The love of my life occurred when I was 15. We were sitting on a bus, and he fell in love before I did. I did not know how to respond, because this was so new. It was a few days before I realized that this was not something I should be afraid of. He was just a boy who wanted to be friends, but more than that, he was concerned for me and my well being. It lasted for four years, but our parents didn't like it, because we were different religions. As if my parents, at least my mom, even believed in God or anything. I know my dad did, but my mom was always saying how the Bible wasn't true, etc., and that made me not want to pay any attention to her.
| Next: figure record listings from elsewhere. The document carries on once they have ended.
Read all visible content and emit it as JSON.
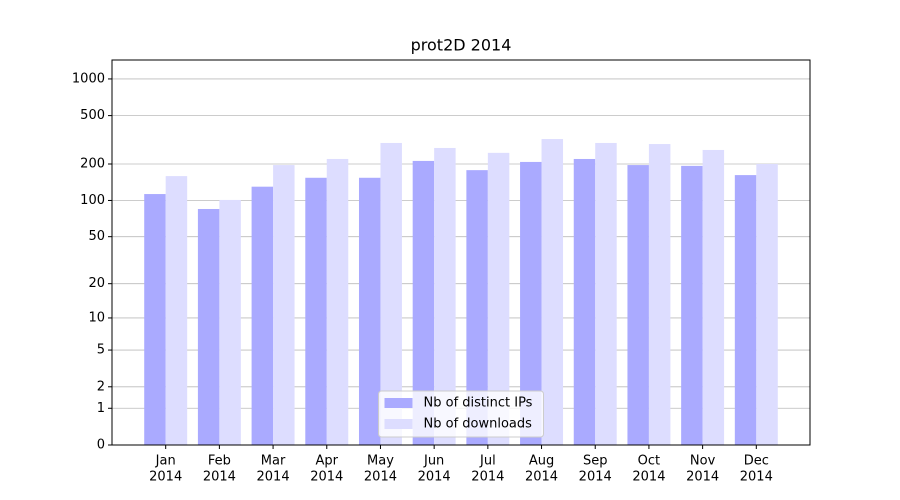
{
  "chart_data": {
    "type": "bar",
    "title": "prot2D 2014",
    "categories": [
      [
        "Jan",
        "2014"
      ],
      [
        "Feb",
        "2014"
      ],
      [
        "Mar",
        "2014"
      ],
      [
        "Apr",
        "2014"
      ],
      [
        "May",
        "2014"
      ],
      [
        "Jun",
        "2014"
      ],
      [
        "Jul",
        "2014"
      ],
      [
        "Aug",
        "2014"
      ],
      [
        "Sep",
        "2014"
      ],
      [
        "Oct",
        "2014"
      ],
      [
        "Nov",
        "2014"
      ],
      [
        "Dec",
        "2014"
      ]
    ],
    "series": [
      {
        "name": "Nb of distinct IPs",
        "color": "#aaaaff",
        "values": [
          113,
          85,
          130,
          154,
          154,
          212,
          178,
          208,
          220,
          196,
          193,
          162
        ]
      },
      {
        "name": "Nb of downloads",
        "color": "#ddddff",
        "values": [
          159,
          101,
          196,
          220,
          298,
          271,
          247,
          321,
          298,
          292,
          261,
          200
        ]
      }
    ],
    "yscale": "log1p",
    "ylim": [
      0,
      1430
    ],
    "yticks": [
      0,
      1,
      2,
      5,
      10,
      20,
      50,
      100,
      200,
      500,
      1000
    ],
    "grid": true,
    "legend": "lower center"
  }
}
But getting back to my young friend, he was really wonderful, and I only broke up with him because of our parents. Mine wanted me to date others, and so we both did that. It ended up at a bad time for him, and I was sorry about that, but I ended up marrying someone who was the same religion as I, but he turned out to be not so good. I always wished I had married my first young friend. He was the love of my life.

Friday, November 11, 2005

I am writing about my life, and its ups and downs

I remember all the things I used to write as a teenager. I would pour out my heart in fiction, and save it in a drawer. It was mostly romantic fiction, and I never named my characters. I wanted my readers to put themselves in the position of my characters. I also started writing a book about all the people I had met in my life. I was so motivated because I had just met a gentleman who inspired me; it was on a clipper ship, and he was from some other country, and could not speak English very well. We had been looking at Lake Michigan from the side of this clipper ship, trying to make sense to each other. I never saw him again, but his name was Asisa.